肿瘤数字掩蔽允许精确的患者分类:基于胃肠道间质瘤中 Ki-67 评分的研究

背景技术进步不断提供尖端工具来增强诊断能力的进步。胃肠道间质瘤属于间充质肿瘤家族,其中患者分类仍基于传统标准,如有丝分裂计数、肿瘤大小和肿瘤位置。人眼的局限性和有丝分裂计数区域选择的随机性迫使我们寻求更客观的解决方案,例如数字图像分析。目前,增殖活动的标记正在成为许多癌症中的常规任务。本研究的目的是将基于有丝分裂率的传统预测方法与细胞周期依赖性蛋白的数字图像分析进行比较。方法纳入57例符合条件的病例。此外,对先前进行的全组织切片免疫组织化学测定进行了数字分析。数字标签同样覆盖了热点和非热点。结果我们注意到增殖活动的显着多样性,因此,结果指出,在热点中计数的 Ki-67 的 6.5% 作为低-高级别 GIST 的最佳截止值。
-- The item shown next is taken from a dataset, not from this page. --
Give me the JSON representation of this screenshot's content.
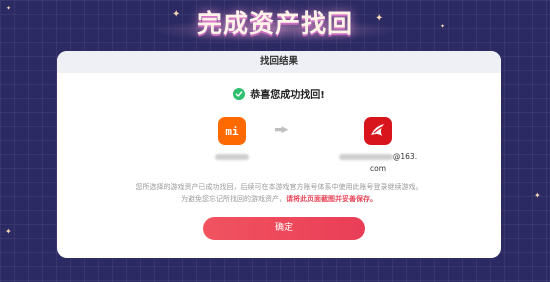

ROC 分析 (AUC = 0.913; 95% CI: 0.828–0.997, p < 0.00001) 和优势比 (OR = 40.0, 95% CI: 6.7–237.3, p < 0.0001) 指出 Ki-67 16% 作为切点非常高级别(第 5-6 组)病例关闭。在肿瘤数字地图的帮助下,我们揭示了由于选择错误的分析领域而可能导致的错误。我们证实 Ki-67 评分与可用作额外生物标志物的细胞内代谢水平一致。结论 肿瘤数字掩蔽是可重复和客观标记的非常有前景的解决方案。核形状、轮廓、大小等的软件调整有助于省略其他 Ki-67 阳性细胞,尤其是小淋巴细胞。我们的结果表明 Ki-67 在 GIST 中是一个很好的生物标志物,但同时,我们注意到使用的数字方法存在显着差异,这可能导致明确的结果。